Being sick really takes a toll.
Please get some good rest and take care of yourself.
>
> These numbers look pretty interesting and your explanation of why the
> fragmentation is better makes sense. It is definitely a win-win then for
> performance and fragmentation!
>
>>> Regardless the performance benefits are significant and I feel it is
>>> good to have these patches.
>>>
>>> I'll give my reviews individually as I'm still going through patch 2
>>> However, I wanted to check on a couple things:
>> Okay, thank you for your feedback.
>>> 1. I believe you ran these in docker. Would you have any script etc open
>>>      sourced that I can use to run some benchmarks on my end (and also
>>> 	 understand your test setup).
>> Yes, these two patches primarily mitigate contention between block
>> allocations and between block allocation and release. The testing script
>> can be referenced from the fio script mentioned earlier in the email
>> footer. You can also add more truncate calls based on it.
> Thanks for the scripts.
>
>>> 2. I notice we are getting way less throughput in mb_optimize_scan? I
>>>      wonder why that is the case. Do you have some data on that? Are your
>>>      tests starting on an empty FS, maybe in that case linear scan works a
>>>      bit better since almost all groups are empty. If so, what are the
>>>      numbers like when we start with a fragmented FS?
>> The throughput of mb_optimize_scan is indeed much lower, and we continue
>> to optimize it, as mb_optimize_scan is the default mount option and
>> performs better in scenarios with large volume disks and high space usage.
>>
>> Disk space used is about 7%; mb_optimize_scan should perform better with
>> less free space. However, this isn't the critical factor. The poor
>> throughput here is due to the following reasons。
>>
>> One reason is that mb_optimize_scan's list traversal is unordered and
>> always selects the first group.
>>
>> While traversing the list, holding a spin_lock prevents load_buddy, making
>> direct use of ext4_lock_group impossible. This can lead to a "bouncing"

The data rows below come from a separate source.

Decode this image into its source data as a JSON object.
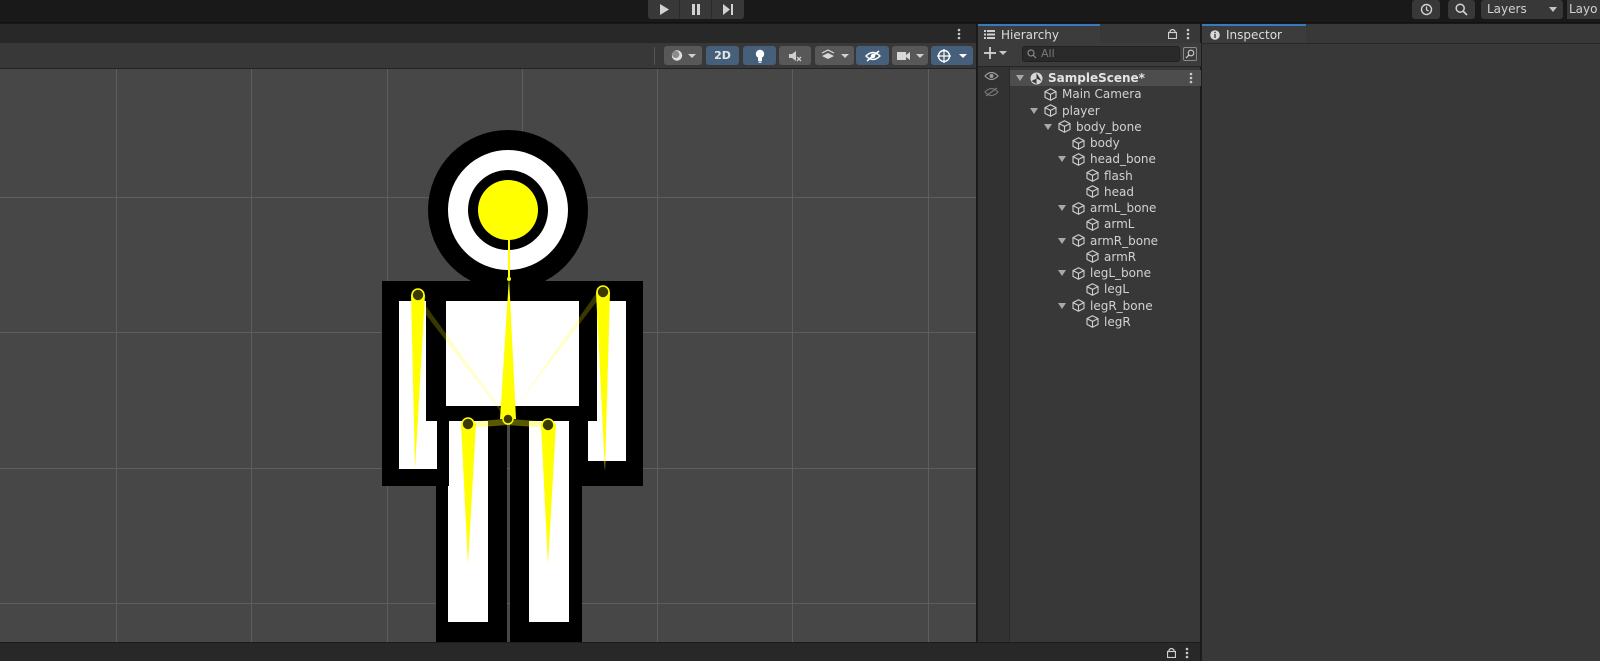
{
  "toolbar": {
    "play_icon": "play-icon",
    "pause_icon": "pause-icon",
    "step_icon": "step-icon",
    "history_icon": "history-icon",
    "search_icon": "search-icon",
    "layers_label": "Layers",
    "layout_label": "Layo"
  },
  "scene_view": {
    "mode_2d_label": "2D",
    "bg_color": "#474747",
    "grid_color": "#5e5e5e",
    "bone_color": "#ffff00"
  },
  "hierarchy": {
    "tab_label": "Hierarchy",
    "search_placeholder": "All",
    "items": [
      {
        "label": "SampleScene*",
        "depth": 0,
        "foldable": true,
        "scene": true
      },
      {
        "label": "Main Camera",
        "depth": 1,
        "foldable": false
      },
      {
        "label": "player",
        "depth": 1,
        "foldable": true
      },
      {
        "label": "body_bone",
        "depth": 2,
        "foldable": true
      },
      {
        "label": "body",
        "depth": 3,
        "foldable": false
      },
      {
        "label": "head_bone",
        "depth": 3,
        "foldable": true
      },
      {
        "label": "flash",
        "depth": 4,
        "foldable": false
      },
      {
        "label": "head",
        "depth": 4,
        "foldable": false
      },
      {
        "label": "armL_bone",
        "depth": 3,
        "foldable": true
      },
      {
        "label": "armL",
        "depth": 4,
        "foldable": false
      },
      {
        "label": "armR_bone",
        "depth": 3,
        "foldable": true
      },
      {
        "label": "armR",
        "depth": 4,
        "foldable": false
      },
      {
        "label": "legL_bone",
        "depth": 3,
        "foldable": true
      },
      {
        "label": "legL",
        "depth": 4,
        "foldable": false
      },
      {
        "label": "legR_bone",
        "depth": 3,
        "foldable": true
      },
      {
        "label": "legR",
        "depth": 4,
        "foldable": false
      }
    ]
  },
  "inspector": {
    "tab_label": "Inspector"
  },
  "colors": {
    "accent": "#3a79bb",
    "panel": "#383838",
    "active_tool": "#46607c"
  }
}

>> scenario where spin_is_locked(grp_A) succeeds, but ext4_try_lock_group()
>> fails, forcing the list traversal to repeatedly restart from grp_A.
>>
>> In contrast, linear traversal directly uses ext4_try_lock_group(),
>> avoiding this bouncing. Therefore, we need a lockless, ordered traversal
>> to achieve linear-like efficiency.
> Hmm, right the non ordered traversal has led to other issues as well in
> the past.
>
>> Another reason is that opt_scan tends to allocate from groups that have
>> just received freed blocks, causing it to constantly "jump around"
>> between certain groups.
>>
>> This leads to intense contention between allocation and release, and even
>> between release events. In contrast, linear traversal always moves forward
>> without revisiting groups, resulting in less contention between allocation
>> and release.
> By just received free blocks, you mean the blocks got freed in the group
> right?
Yes.
> I was under the impression that when we free blocks and the group's
> largest order/ avg fragment changes, the group is added to the end of
> the free fragment list/order list so it should be the last to be picked.
> Is that not the case?
Yes, we are indeed adding the group to the list tail. However, because
we traverse all ordered lists from low to high, a group might end up
"bouncing" repeatedly between order_0 and order_1 here.

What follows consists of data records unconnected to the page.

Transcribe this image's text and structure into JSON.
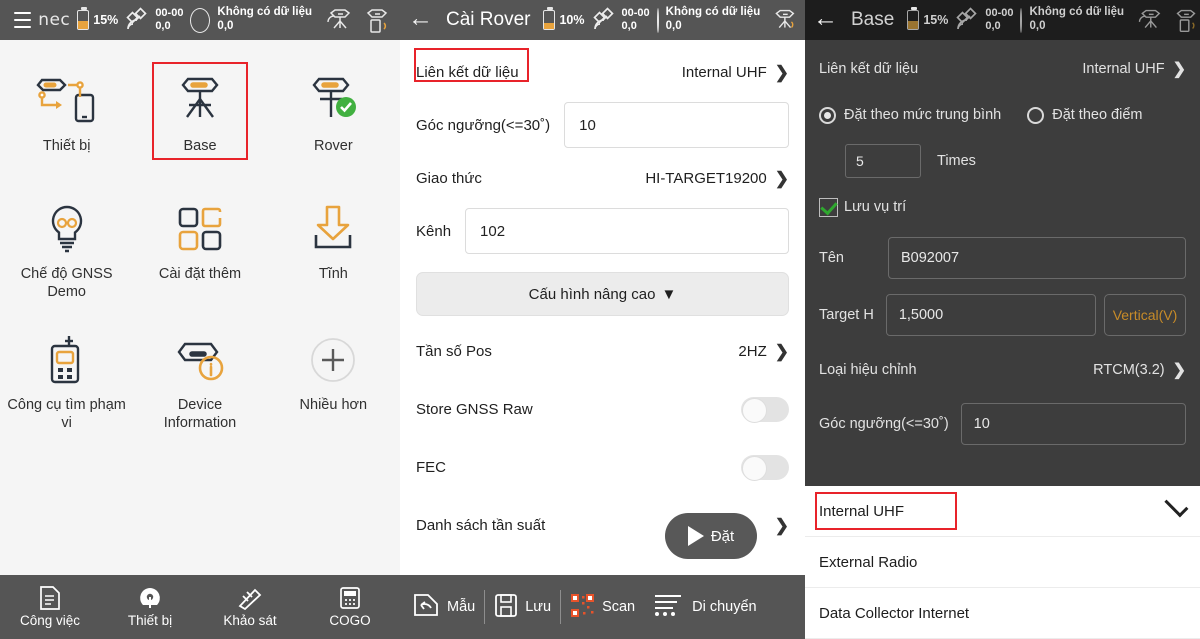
{
  "left": {
    "statusbar": {
      "brand": "nec",
      "battery": "15%",
      "sat_line1": "00-00",
      "sat_line2": "0,0",
      "nodata_line1": "Không có dữ liệu",
      "nodata_line2": "0,0",
      "icons": [
        "hamburger-icon",
        "battery-icon",
        "satellite-icon",
        "circle-icon",
        "base-station-icon",
        "rover-device-icon"
      ]
    },
    "grid": [
      {
        "label": "Thiết bị",
        "icon": "device-link-icon",
        "highlight": false
      },
      {
        "label": "Base",
        "icon": "base-tripod-icon",
        "highlight": true
      },
      {
        "label": "Rover",
        "icon": "rover-check-icon",
        "highlight": false
      },
      {
        "label": "Chế độ GNSS Demo",
        "icon": "lightbulb-icon",
        "highlight": false
      },
      {
        "label": "Cài đặt thêm",
        "icon": "four-squares-icon",
        "highlight": false
      },
      {
        "label": "Tĩnh",
        "icon": "download-icon",
        "highlight": false
      },
      {
        "label": "Công cụ tìm phạm vi",
        "icon": "radio-handheld-icon",
        "highlight": false
      },
      {
        "label": "Device Information",
        "icon": "device-info-icon",
        "highlight": false
      },
      {
        "label": "Nhiều hơn",
        "icon": "plus-circle-icon",
        "highlight": false
      }
    ],
    "bottomnav": [
      {
        "label": "Công việc",
        "icon": "document-icon"
      },
      {
        "label": "Thiết bị",
        "icon": "signal-icon"
      },
      {
        "label": "Khảo sát",
        "icon": "survey-icon"
      },
      {
        "label": "COGO",
        "icon": "calculator-icon"
      }
    ]
  },
  "mid": {
    "statusbar": {
      "back": "←",
      "title": "Cài Rover",
      "battery": "10%",
      "sat_line1": "00-00",
      "sat_line2": "0,0",
      "nodata_line1": "Không có dữ liệu",
      "nodata_line2": "0,0"
    },
    "rows": {
      "datalink_label": "Liên kết dữ liệu",
      "datalink_value": "Internal UHF",
      "angle_label": "Góc ngưỡng(<=30˚)",
      "angle_value": "10",
      "protocol_label": "Giao thức",
      "protocol_value": "HI-TARGET19200",
      "channel_label": "Kênh",
      "channel_value": "102",
      "advanced_label": "Cấu hình nâng cao",
      "advanced_caret": "▼",
      "posfreq_label": "Tần số Pos",
      "posfreq_value": "2HZ",
      "storegnss_label": "Store GNSS Raw",
      "fec_label": "FEC",
      "freqlist_label": "Danh sách tần suất"
    },
    "fab_label": "Đặt",
    "bottombar": [
      {
        "label": "Mẫu",
        "icon": "undo-template-icon"
      },
      {
        "label": "Lưu",
        "icon": "save-icon"
      },
      {
        "label": "Scan",
        "icon": "qr-scan-icon"
      },
      {
        "label": "Di chuyển",
        "icon": "move-list-icon"
      }
    ]
  },
  "right": {
    "statusbar": {
      "back": "←",
      "title": "Base",
      "battery": "15%",
      "sat_line1": "00-00",
      "sat_line2": "0,0",
      "nodata_line1": "Không có dữ liệu",
      "nodata_line2": "0,0"
    },
    "rows": {
      "datalink_label": "Liên kết dữ liệu",
      "datalink_value": "Internal UHF",
      "radio_avg_label": "Đặt theo mức trung bình",
      "radio_point_label": "Đặt theo điểm",
      "times_value": "5",
      "times_label": "Times",
      "save_pos_label": "Lưu vụ trí",
      "name_label": "Tên",
      "name_value": "B092007",
      "targeth_label": "Target H",
      "targeth_value": "1,5000",
      "vertical_label": "Vertical(V)",
      "corr_label": "Loại hiệu chỉnh",
      "corr_value": "RTCM(3.2)",
      "angle_label": "Góc ngưỡng(<=30˚)",
      "angle_value": "10"
    },
    "sheet": [
      {
        "label": "Internal UHF",
        "selected": true,
        "highlight": true
      },
      {
        "label": "External Radio",
        "selected": false,
        "highlight": false
      },
      {
        "label": "Data Collector Internet",
        "selected": false,
        "highlight": false
      }
    ]
  },
  "colors": {
    "statusbar_bg": "#555555",
    "statusbar_dark_bg": "#1d1d1d",
    "accent_orange": "#e8a33d",
    "highlight_red": "#e8232a",
    "check_green": "#2fa82f",
    "panel_bg": "#f5f5f5"
  }
}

For instance, if order_1 only contains group 1, linear traversal would
rarely revisit it after the initial pass. However, after a non-linear
allocation, this group is moved from the order_1 list to the order_0 list.
When blocks are freed, it's moved back to the order_1 list, and then
non-linear traversal prioritizes allocation in this same group again...
>
>> However, because linear involves more groups in allocation, journal
>> becomes a bottleneck. If opt_scan first attempts to traverse block groups
>> to the right from the target group in all lists, and then from index 0 to
>> the left in all lists, competition between block groups would be
>> significantly reduced.
>>
>> To enable ordered traversal, we attempted to convert list_head to an
>> ordered xarray. This ordering prevents "bouncing" during retries.
>> Additionally, traversing all right-side groups before left-side groups
>> significantly reduced contention. Performance improved from 10430 to 17730.
> Do you maybe have some code you can share of this?
Yes, V2 will include those changes.
>
>> However, xarray traversal introduces overhead; list_head group selection
>> was O(1), while xarray becomes O(n log n). This results in a ~10%
>> performance drop in single-process scenarios, and I'm not entirely sure if
>> this trade-off is worthwhile. 🤔
>>
>> Additionally, by attempting to merge before inserting in
>> ext4_mb_free_metadata(), we can eliminate contention on sbi->s_md_lock
>> during merges, resulting in roughly a 5% performance gain.
>>>      - Or maybe it is that the lazyinit thread has not yet initialized all
>>>      the buddies yet which means we have lesser BGs in the freefrag list
>>>      or the order list used by faster CRs. Hence, if they are locked we
>>>      are falling more to CR_GOAL_LEN_SLOW. To check if this is the case,
>>>      one hack is to cat /proc/fs/ext4/<disk>/mb_groups (or something along
>>>      the lines) before the benchmark, which forces init of all the group
>>>      buddies thus populating all the lists used by mb_opt_scan. Maybe we
>>>      can check if this gives better results.
>> All groups are already initialized at the time of testing, and that's not
>> where the problem lies.
>>> 3. Also, how much IO are we doing here, are we filling the whole FS?
>>>
>> In a single container, create a file, then repeatedly append 8KB using
>> fallocate until the file reaches 1MB. After that, truncate the file to
>> 0 and continue appending 8KB with fallocate. The 64 containers will
>> occupy a maximum of 64MB of disk space in total, so they won't fill the
>> entire file system.
> Also, as per your theory, if we do similar experiments in a fragmented
> FS we should see opt_scan perform better right? I'd like to test this as
> well. I'll try to play with the scripts you have shared.
>
Yes, mb_optimize_scan performs well when free space fragmentation is
severe. We have a 600TB disk array where the write bandwidth is
approximately 5 GB/s when empty. When space utilization reaches 95%,
linear traversal drops bandwidth to 1 GB/s, whereas enabling
mb_optimize_scan restores it to 4.2 GB/s.


Cheers,
Baokun